One study from 2009 found that white tea extract induces fat burning and inhibits the creation of new fat cells. The author, Marc Winnefeld, leading a team of researchers from Beiersdorf AG, Germany, found: “The extract solution induced a decrease in the expression of genes associated with the growth of new fat cells, while also prompting existing adipocytes to break down the fat they contain.”
10. Jasmine Tea
Jasmine tea commonly refers to a drink with a base of combined leaves of green or black tea and notes of jasmine blossoms. If you like sweeter drinks, Jasmine tea is naturally sweet and can be a great option in contrast with more bitter teas.

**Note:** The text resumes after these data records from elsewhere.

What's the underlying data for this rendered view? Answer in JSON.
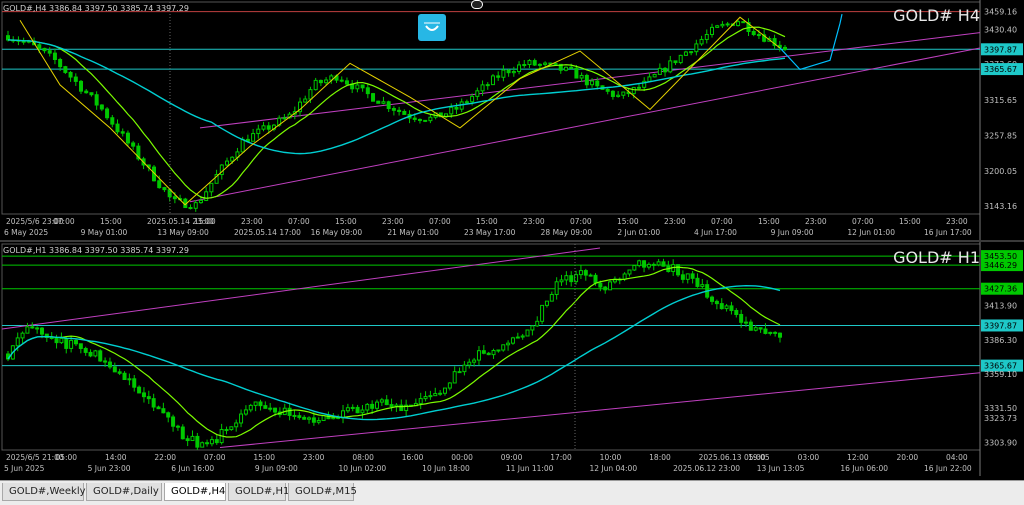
{
  "colors": {
    "bg": "#000000",
    "candle": "#00c800",
    "grid": "#1a1a1a",
    "axis": "#c0c0c0",
    "pink": "#c040c0",
    "cyan": "#00ced1",
    "yellow": "#e6d200",
    "lightgreen": "#7cfc00",
    "hline": "#20b2aa",
    "current": "#1ec8c8"
  },
  "top": {
    "info": "GOLD#,H4  3386.84 3397.50 3385.74 3397.29",
    "watermark": "GOLD# H4",
    "price_labels": [
      {
        "v": "3459.16",
        "y": 3459.16,
        "kind": "plain"
      },
      {
        "v": "3430.40",
        "y": 3430.4,
        "kind": "plain"
      },
      {
        "v": "3397.87",
        "y": 3397.87,
        "kind": "cyanbox"
      },
      {
        "v": "3373.60",
        "y": 3373.6,
        "kind": "plain"
      },
      {
        "v": "3365.67",
        "y": 3365.67,
        "kind": "cyanbox"
      },
      {
        "v": "3315.65",
        "y": 3315.65,
        "kind": "plain"
      },
      {
        "v": "3257.85",
        "y": 3257.85,
        "kind": "plain"
      },
      {
        "v": "3200.05",
        "y": 3200.05,
        "kind": "plain"
      },
      {
        "v": "3143.16",
        "y": 3143.16,
        "kind": "plain"
      }
    ],
    "time_row1": [
      "2025/5/6 23:00",
      "07:00",
      "15:00",
      "2025.05.14 23:00",
      "15:00",
      "23:00",
      "07:00",
      "15:00",
      "23:00",
      "07:00",
      "15:00",
      "23:00",
      "07:00",
      "15:00",
      "23:00",
      "07:00",
      "15:00",
      "23:00",
      "07:00",
      "15:00",
      "23:00"
    ],
    "time_row2": [
      "6 May 2025",
      "9 May 01:00",
      "13 May 09:00",
      "2025.05.14 17:00",
      "16 May 09:00",
      "21 May 01:00",
      "23 May 17:00",
      "28 May 09:00",
      "2 Jun 01:00",
      "4 Jun 17:00",
      "9 Jun 09:00",
      "12 Jun 01:00",
      "16 Jun 17:00"
    ]
  },
  "bottom": {
    "info": "GOLD#,H1  3386.84 3397.50 3385.74 3397.29",
    "watermark": "GOLD# H1",
    "price_labels": [
      {
        "v": "3453.50",
        "y": 3453.5,
        "kind": "greenbox"
      },
      {
        "v": "3446.29",
        "y": 3446.29,
        "kind": "greenbox"
      },
      {
        "v": "3427.36",
        "y": 3427.36,
        "kind": "greenbox"
      },
      {
        "v": "3413.90",
        "y": 3413.9,
        "kind": "plain"
      },
      {
        "v": "3397.87",
        "y": 3397.87,
        "kind": "cyanbox"
      },
      {
        "v": "3386.30",
        "y": 3386.3,
        "kind": "plain"
      },
      {
        "v": "3365.67",
        "y": 3365.67,
        "kind": "cyanbox"
      },
      {
        "v": "3359.10",
        "y": 3359.1,
        "kind": "plain"
      },
      {
        "v": "3331.50",
        "y": 3331.5,
        "kind": "plain"
      },
      {
        "v": "3323.73",
        "y": 3323.73,
        "kind": "plain"
      },
      {
        "v": "3303.90",
        "y": 3303.9,
        "kind": "plain"
      }
    ],
    "time_row1": [
      "2025/6/5 21:00",
      "05:00",
      "14:00",
      "22:00",
      "07:00",
      "15:00",
      "23:00",
      "08:00",
      "16:00",
      "00:00",
      "09:00",
      "17:00",
      "10:00",
      "18:00",
      "2025.06.13 05:00",
      "19:05",
      "03:00",
      "12:00",
      "20:00",
      "04:00"
    ],
    "time_row2": [
      "5 Jun 2025",
      "5 Jun 23:00",
      "6 Jun 16:00",
      "9 Jun 09:00",
      "10 Jun 02:00",
      "10 Jun 18:00",
      "11 Jun 11:00",
      "12 Jun 04:00",
      "2025.06.12 23:00",
      "13 Jun 13:05",
      "16 Jun 06:00",
      "16 Jun 22:00"
    ]
  },
  "tabs": [
    {
      "label": "GOLD#,Weekly",
      "active": false
    },
    {
      "label": "GOLD#,Daily",
      "active": false
    },
    {
      "label": "GOLD#,H4",
      "active": true
    },
    {
      "label": "GOLD#,H1",
      "active": false
    },
    {
      "label": "GOLD#,M15",
      "active": false
    }
  ]
}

The health benefits of jasmine tea are mainly derived from the base of green or black tea, but fragrant jasmine blossoms are thought to aid in digestion, promote sleep, and act as an aphrodisiac.
11. Hibiscus Tea
Hibiscus tea, also known as sour tea, is beloved by many as a go-to Starbucks drink, but the bold red tea offers more than just refreshment and a changeup from the usual colors. Hibiscus tea has been shown to help lower blood pressure. In a 2019 study published in the Journal of Advanced Pharmaceutical Technology and Research that looked at the benefits of hibiscus, the authors concluded that “Consumption of sour tea (H. sabdariffa) could effectively lower blood pressure in patients with stage 1 hypertension. So if lowering your blood pressure is the goal, add hibiscus herbal tea to your usual treatments,” the authors concluded.
Bottom Line: Drink Tea to Prevent Disease and Boost Natural Weight Loss
There are so many different kinds of teas that all contain a host of health benefits, so choose your tea according to your health goals, whether they include better immunity, disease prevention, or weight loss. For better health, any type of tea is a great addition to your diet.